Half of the world’s maternal and child deaths each year occur in sub-Saharan Africa, where 265,000 mothers die during pregnancy or childbirth, 1.2 million babies die in their first month of life, and an additional 3.2 million do not reach their fifth birthday. More than 880,000 stillbirths go largely unnoticed by global researchers and policymakers. The U.N.’s Millennium Development Goals call for reducing under-five mortality by two-thirds (MDG4) and maternal mortality by three-fourths (MDG5) by 2015. While acknowledging that most African nations are not on track to meet the goals by then, the report highlights noteworthy exceptions. For example, Eritrea has achieved an annual 4 percent rate of reduction in under-five mortality since 1990, Tanzania and Ghana have experienced up to 30 percent declines since 2000, and Malawi was recently declared itself on track for MDG4.

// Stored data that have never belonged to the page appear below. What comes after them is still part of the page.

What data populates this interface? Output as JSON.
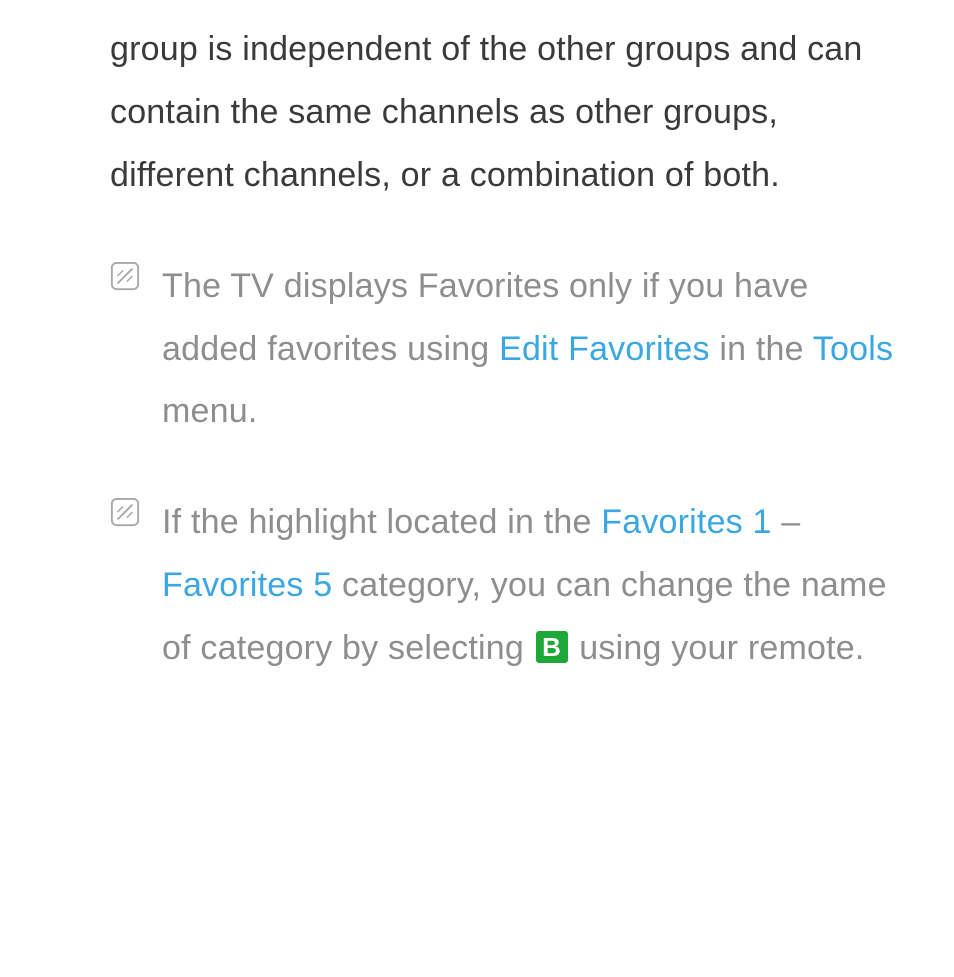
{
  "intro": {
    "text": "group is independent of the other groups and can contain the same channels as other groups, different channels, or a combination of both."
  },
  "note1": {
    "part1": "The TV displays Favorites only if you have added favorites using ",
    "link1": "Edit Favorites",
    "part2": " in the ",
    "link2": "Tools",
    "part3": " menu."
  },
  "note2": {
    "part1": "If the highlight located in the ",
    "link1": "Favorites 1",
    "dash": " – ",
    "link2": "Favorites 5",
    "part2": " category, you can change the name of category by selecting ",
    "button_label": "B",
    "part3": " using your remote."
  }
}
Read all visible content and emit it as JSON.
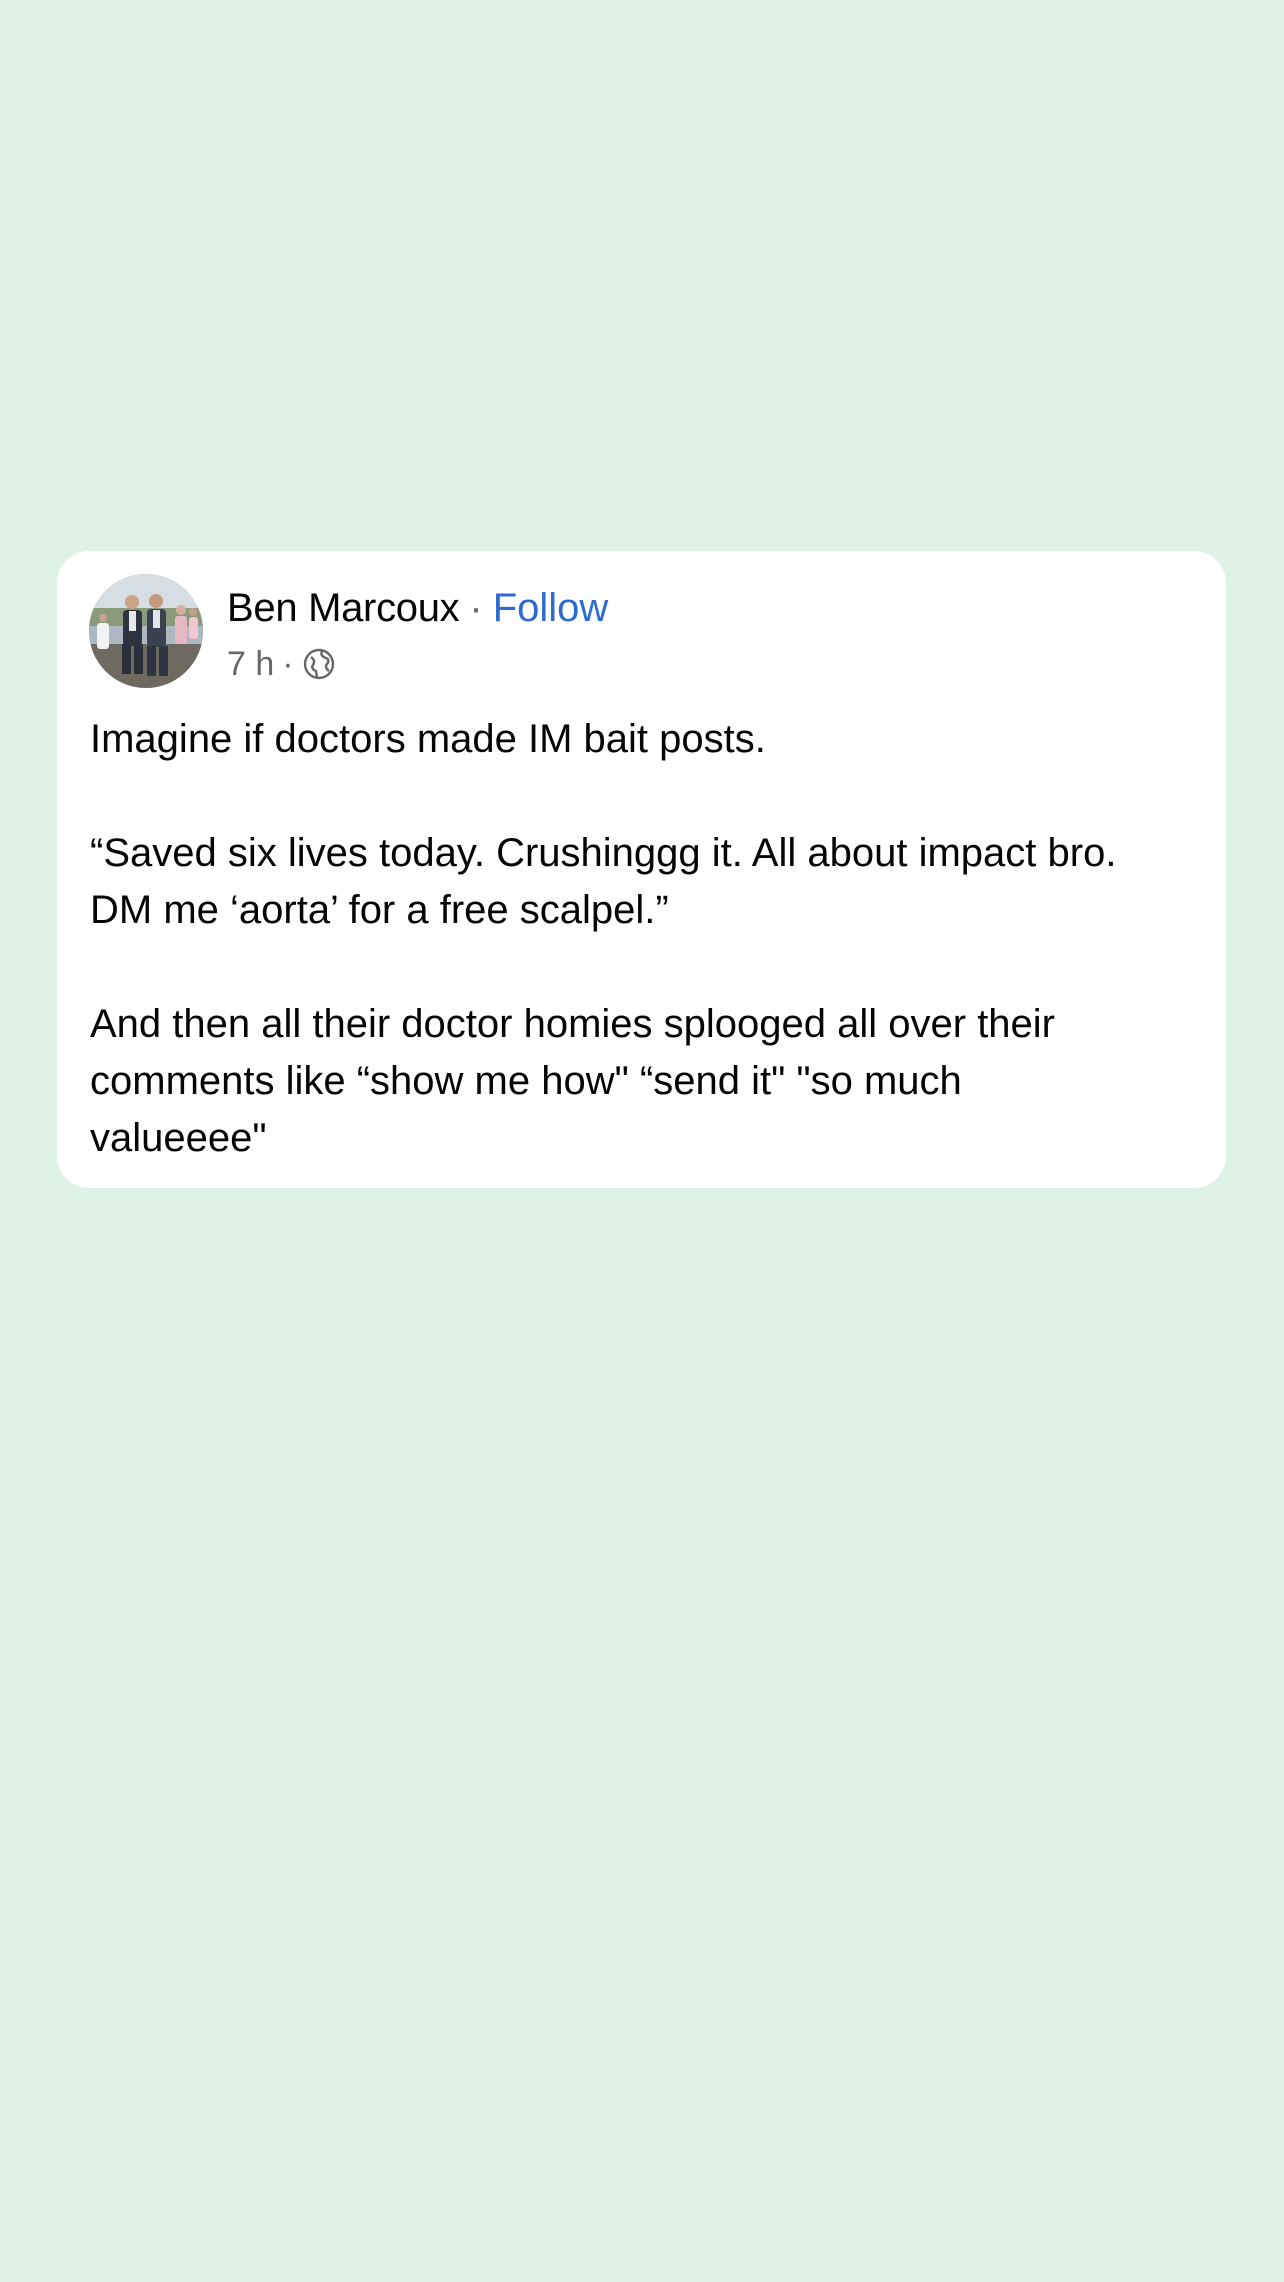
{
  "post": {
    "author": "Ben Marcoux",
    "separator": "·",
    "follow_label": "Follow",
    "time": "7 h",
    "meta_separator": "·",
    "privacy_icon": "globe-icon",
    "paragraphs": [
      "Imagine if doctors made IM bait posts.",
      "“Saved six lives today. Crushinggg it. All about impact bro.\nDM me ‘aorta’ for a free scalpel.”",
      "And then all their doctor homies splooged all over their\ncomments like “show me how\" “send it\" \"so much\nvalueeee\""
    ]
  },
  "colors": {
    "background": "#dff2e7",
    "card": "#ffffff",
    "text": "#050505",
    "secondary_text": "#65676b",
    "link": "#2d6bd0"
  }
}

“Ghana has achieved a reduction in under-five mortality over the past five years as well as an increase in skilled attendance at birth, but to get on track for the Millennium Development Goals by 2015, we [must] value the evidence-based priorities presented in this report,” said Professor Reginald Fraser Amonoo, president of the Ghana Academy Arts and Sciences, which is celebrating its 50th anniversary this year and hosting the ASADI conference.

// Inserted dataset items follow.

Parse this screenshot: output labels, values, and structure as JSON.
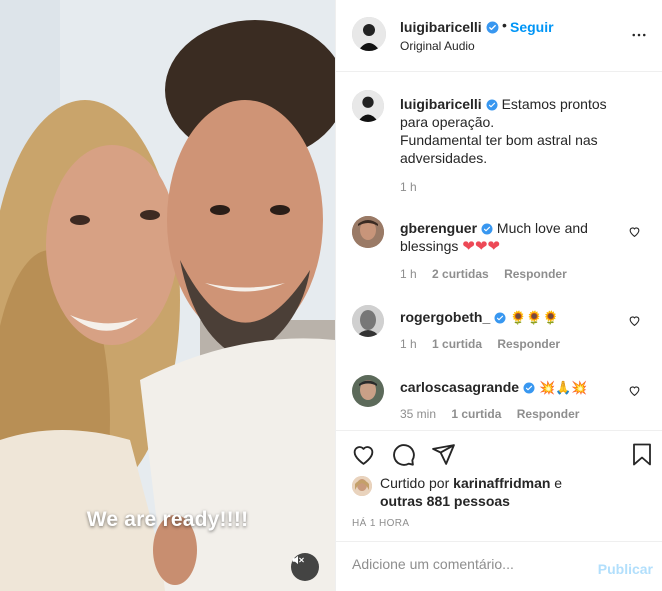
{
  "media": {
    "overlay_text": "We are ready!!!!",
    "mute_icon": "speaker-muted-icon"
  },
  "header": {
    "username": "luigibaricelli",
    "separator": "•",
    "follow_label": "Seguir",
    "subtitle": "Original Audio",
    "more_icon": "more-options-icon"
  },
  "caption": {
    "username": "luigibaricelli",
    "text_line1": "Estamos prontos para operação.",
    "text_line2": "Fundamental ter bom astral nas adversidades.",
    "time": "1 h"
  },
  "comments": [
    {
      "username": "gberenguer",
      "verified": true,
      "text": "Much love and blessings",
      "emojis": "❤❤❤",
      "time": "1 h",
      "likes": "2 curtidas",
      "reply": "Responder"
    },
    {
      "username": "rogergobeth_",
      "verified": true,
      "text": "",
      "emojis": "🌻🌻🌻",
      "time": "1 h",
      "likes": "1 curtida",
      "reply": "Responder"
    },
    {
      "username": "carloscasagrande",
      "verified": true,
      "text": "",
      "emojis": "💥🙏💥",
      "time": "35 min",
      "likes": "1 curtida",
      "reply": "Responder"
    }
  ],
  "likes": {
    "prefix": "Curtido por",
    "user": "karinaffridman",
    "and": "e",
    "others": "outras 881 pessoas"
  },
  "post_time": "HÁ 1 HORA",
  "add_comment": {
    "placeholder": "Adicione um comentário...",
    "publish_label": "Publicar"
  },
  "colors": {
    "accent": "#0095f6",
    "verified": "#3897f0",
    "muted_text": "#8e8e8e",
    "publish_disabled": "#b2dffc",
    "heart_red": "#ed4956"
  }
}
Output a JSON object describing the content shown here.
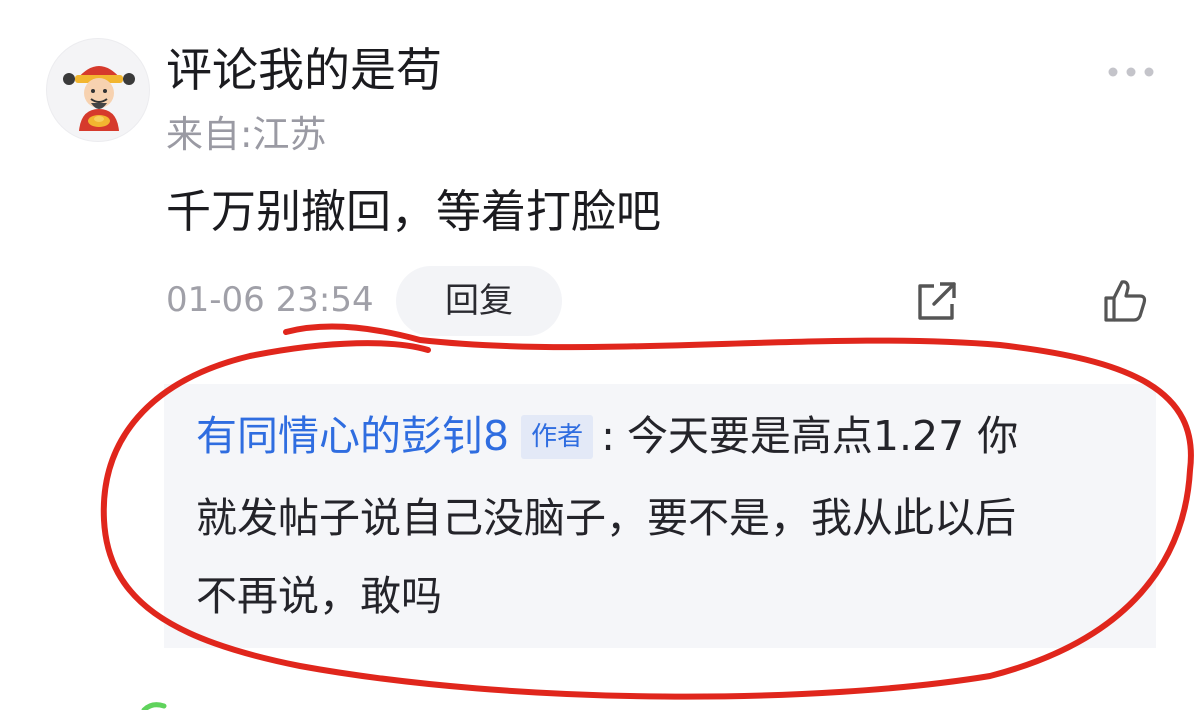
{
  "comment": {
    "username": "评论我的是苟",
    "location": "来自:江苏",
    "text": "千万别撤回，等着打脸吧",
    "timestamp": "01-06 23:54",
    "reply_label": "回复"
  },
  "reply": {
    "author": "有同情心的彭钊8",
    "badge": "作者",
    "separator": ":",
    "line1": "今天要是高点1.27 你",
    "line2": "就发帖子说自己没脑子，要不是，我从此以后",
    "line3": "不再说，敢吗"
  },
  "icons": {
    "avatar": "caishen-avatar",
    "more": "more-dots-icon",
    "share": "share-icon",
    "like": "thumbs-up-icon"
  },
  "colors": {
    "link": "#2f6de0",
    "annotation": "#e0261c",
    "reply_bg": "#f5f6f9"
  }
}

The new report, SCIENCE IN ACTION: SAVING THE LIVES OF AFRICA’S MOTHERS, NEWBORNS, AND CHILDREN, encourages policymakers and other stakeholders to use a scientific approach when setting priorities to improve maternal, newborn, and child health. In particular, local data should be used to identify and prioritize strategic, evidence-based, and essential health interventions that, if scaled up, would have the greatest impact on saving lives.
The report includes a new analysis in which modeling software called the LIVES SAVED TOOL (LIST) was used to estimate the number of lives that would be saved by increasing coverage of a range of essential maternal, newborn, and child health interventions. The analysis suggests that if, by 2015, 90 percent of children under five years old and mothers were covered by already well-known and essential health interventions, about 4 million lives would be saved annually, avoiding an estimated 85 percent of current maternal, newborn, and child deaths; this would exceed the MDGs for maternal and child health. Some of the most effective interventions include increased availability of contraception, skilled attendance at childbirth, neonatal resuscitation and improved newborn care, case management of pneumonia, and promotion of breastfeeding, malaria prevention, and immunization.
The authors of the report also used national data to assess the effect of achievable increases within two years in priority interventions in the seven countries with science academies participating in ASADI — Cameroon, Ghana, Kenya, Nigeria, Senegal, South Africa, and Uganda — as well as Ethiopia and Tanzania. Achievable increases are defined as improvements in the quality of care for all births that take place in facilities and a 20 percent increase in selected interventions provided outside of facilities. The analysis showed that such increases in coverage in the nine example countries would save the lives of 770,000 women, newborns, and children each year.
Because the context of health systems varies among countries, interventions have different effects. The report authors therefore showed how many lives could be saved by selected priority interventions in different health system contexts. For example, in settings with few births in facilities, increasing family planning is feasible, saves many lives, and is relatively low cost. The estimated cost of these priority interventions is “extremely affordable” on a per capita basis, the report notes. In fact, the average cost for increasing these selected high-impact interventions to achievable levels in the nine example countries within two years is less than $2 per capita.
Based on the evidence, priorities for maternal, newborn, and child health in sub-Saharan Africa include making childbirth safe, giving newborn babies a healthy start, and preventing and managing infections in newborns and young children, the report says. The evidence also shows that high-impact interventions are most effective and efficient when integrated into existing health delivery systems, yet more research is needed on how to deliver care closer to home and reach populations in remote areas. More study is needed on the use of alternative cadres for certain tasks as well.
The report was authored by representatives of the seven African science academies and a team they assembled of more than 60 experts. One of the report’s coordinating authors, Joy Lawn, director of global evidence and policy at Saving Newborn Lives/Save the Children in Cape Town, South Africa, believes that the report will serve as a call to action. “Accelerated action now based on data and science has the potential to saves millions of lives every year and to put many African countries on track to reach the Millennium Development Goals for maternal and children survival,” she said. “All of us have a role to play.”